With this fundraising campaign, we are raising funds to accelerate therapy and cure development for Shwachman-Diamond Syndrome, a rare genetic cancer predisposition disorder that affects thousands of children and adults world wide.
Shwachman-Diamond Syndrome Alliance's mission is to accelerate therapy development and a cure for SDS - in particular to eliminate the deadly leukemia risk in SDS - in a time frame that matters to our children and thousands of SDS patients world wide. Our focus is research and development: we raise funds for the most cutting edge research, build collaborations globally, and invest into critical research tools and infrastructure, now.
How to participate in the "One million steps closer to #CureSDS" fun run/walk:
One million steps is certainly too much for any single person. But together, the steps add up. We can get there!
1. Register on this page.
Choose a registration category that best fits your needs and goals. Additional donations can be added with the option below the registration options. You will automatically receive a receipt for tax purposes right after checkout. If you would like to receive one or more T-shirt, don't forget to provide your shipping address and size preference information during the checkout process.
Extra credit: check with your employer is they offer employee gift matching. This can allow your donations to go twice as far.
2. (optional) Start a team.
There are three options.
Choose a team package on this registration page, and share with your team members the details on how to participate / submit step counts (see below) AND help distribute T-shirts to them once you receive them.
Ask the SDS Alliance events team to create a copy of this events page - with your Team's name - on the events page. You can also request customization to the event description. You will get your personal event page link. Simply email us at email@example.com.
Create a simple per-to-peer fundraising page, using the "I Want To Fundraise For This" button on the campaign donation page here. Customize the page if you like, or use the template as is. Use the built-in share buttons to share your page via email, text, Facebook, Twitter, or any way you like. Your network can simply donate on your fundraising page, and donations will automatically be routed to this fundraiser / SDS Alliance. Donors will automatically receive a receipt for tax purposes.
SPECIAL OFFER until October 4th:
Add your Team/Family/Patient’s name to be printed on the back of the T-shirts!!! Submit names using this google form, here.
3. Count and log your steps.
In the time period between October 24th and Nov 1st, count your steps with your favorite device/app. There are a number of free apps for smartphones, for example. Enter your step count into this app, here (COMING SOON). Since the event is virtual, there are plenty of safe options, observing any recommended COVID-19 precautions. You can even do the challenge at home.

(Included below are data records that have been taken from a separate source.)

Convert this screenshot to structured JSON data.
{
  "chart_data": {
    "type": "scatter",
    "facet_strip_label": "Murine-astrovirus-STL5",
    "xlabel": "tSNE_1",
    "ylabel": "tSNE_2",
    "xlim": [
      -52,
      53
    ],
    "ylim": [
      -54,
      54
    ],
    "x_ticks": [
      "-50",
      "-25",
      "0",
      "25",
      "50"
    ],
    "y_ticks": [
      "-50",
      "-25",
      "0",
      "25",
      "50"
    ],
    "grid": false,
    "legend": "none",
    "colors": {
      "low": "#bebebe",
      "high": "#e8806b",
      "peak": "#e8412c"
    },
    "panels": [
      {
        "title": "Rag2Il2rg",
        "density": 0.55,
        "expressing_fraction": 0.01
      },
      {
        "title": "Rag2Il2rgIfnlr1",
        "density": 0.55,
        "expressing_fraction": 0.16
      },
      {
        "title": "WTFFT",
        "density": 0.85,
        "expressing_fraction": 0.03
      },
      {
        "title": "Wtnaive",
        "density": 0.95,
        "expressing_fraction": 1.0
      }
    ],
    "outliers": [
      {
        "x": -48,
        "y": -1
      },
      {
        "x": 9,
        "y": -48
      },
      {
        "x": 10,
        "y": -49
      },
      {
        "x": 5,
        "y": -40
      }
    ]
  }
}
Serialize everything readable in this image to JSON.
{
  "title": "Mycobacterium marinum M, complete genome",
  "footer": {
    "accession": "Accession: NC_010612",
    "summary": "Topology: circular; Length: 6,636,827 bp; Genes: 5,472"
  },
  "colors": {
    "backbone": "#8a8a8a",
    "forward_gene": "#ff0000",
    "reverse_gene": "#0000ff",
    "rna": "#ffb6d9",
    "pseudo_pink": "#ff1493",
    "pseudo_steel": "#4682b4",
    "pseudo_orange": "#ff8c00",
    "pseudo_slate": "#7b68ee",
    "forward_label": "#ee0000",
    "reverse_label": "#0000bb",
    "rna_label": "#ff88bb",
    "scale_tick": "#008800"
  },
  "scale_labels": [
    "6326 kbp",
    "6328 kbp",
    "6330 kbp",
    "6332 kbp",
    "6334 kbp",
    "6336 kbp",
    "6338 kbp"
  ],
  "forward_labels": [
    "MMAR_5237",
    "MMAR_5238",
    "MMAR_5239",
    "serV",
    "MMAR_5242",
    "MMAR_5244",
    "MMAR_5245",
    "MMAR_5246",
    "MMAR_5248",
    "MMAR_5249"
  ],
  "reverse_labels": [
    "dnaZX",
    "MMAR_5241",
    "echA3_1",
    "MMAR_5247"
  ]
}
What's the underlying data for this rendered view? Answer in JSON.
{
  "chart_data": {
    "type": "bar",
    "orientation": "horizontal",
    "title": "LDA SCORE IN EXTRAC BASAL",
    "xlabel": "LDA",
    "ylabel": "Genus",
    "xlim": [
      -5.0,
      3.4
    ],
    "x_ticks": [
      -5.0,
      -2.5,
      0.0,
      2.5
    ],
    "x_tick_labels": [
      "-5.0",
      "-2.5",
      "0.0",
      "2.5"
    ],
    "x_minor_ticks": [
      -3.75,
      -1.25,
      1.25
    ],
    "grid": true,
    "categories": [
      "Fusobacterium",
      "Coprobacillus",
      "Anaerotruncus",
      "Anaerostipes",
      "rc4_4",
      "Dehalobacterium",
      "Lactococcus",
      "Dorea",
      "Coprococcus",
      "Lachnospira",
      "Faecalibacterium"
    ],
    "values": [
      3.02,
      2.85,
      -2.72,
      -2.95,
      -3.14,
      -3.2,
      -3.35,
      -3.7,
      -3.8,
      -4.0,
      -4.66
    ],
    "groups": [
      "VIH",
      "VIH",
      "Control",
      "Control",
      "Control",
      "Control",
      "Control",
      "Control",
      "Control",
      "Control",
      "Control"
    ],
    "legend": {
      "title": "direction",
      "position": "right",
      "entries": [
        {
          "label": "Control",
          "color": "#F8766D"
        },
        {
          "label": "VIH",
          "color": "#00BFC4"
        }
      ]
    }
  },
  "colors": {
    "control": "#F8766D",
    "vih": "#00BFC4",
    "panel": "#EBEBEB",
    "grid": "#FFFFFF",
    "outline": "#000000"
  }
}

Each and every dollars raised helps us getting closer to a cure. In addition, the individual and team leader who raises the most funds, or logs the most steps (so a total of 4 winners) will receive special recognition on our social media sites and a little gift as a token of our appreciation.
Questions / Comments?
Contact us at the SDS Alliance: firstname.lastname@example.org or +1-617-329-1838
Global SDS Awareness Week!
The SDS patient advocacy groups from around the world came together earlier this year to pick a time to raise awareness about SDS, together!
Save the date! Last week of April 2021!
Kim from SDS UK came up with the idea to pick a time to coincide with April 25th - which was Dr. Harry Shwachman's birthday. Drs. Shwachman and Diamond were instrumental in defining Shwachman-Diamond Syndrome with their landmark publication in the journal Pediatrics in 1964, entitled "THE SYNDROME OF PANCREATIC INSUFFICIENCY AND BONE MARROW DYSFUNCTION".
Each participating patient advocacy group will design their own, local awareness campaigns, and share ideas.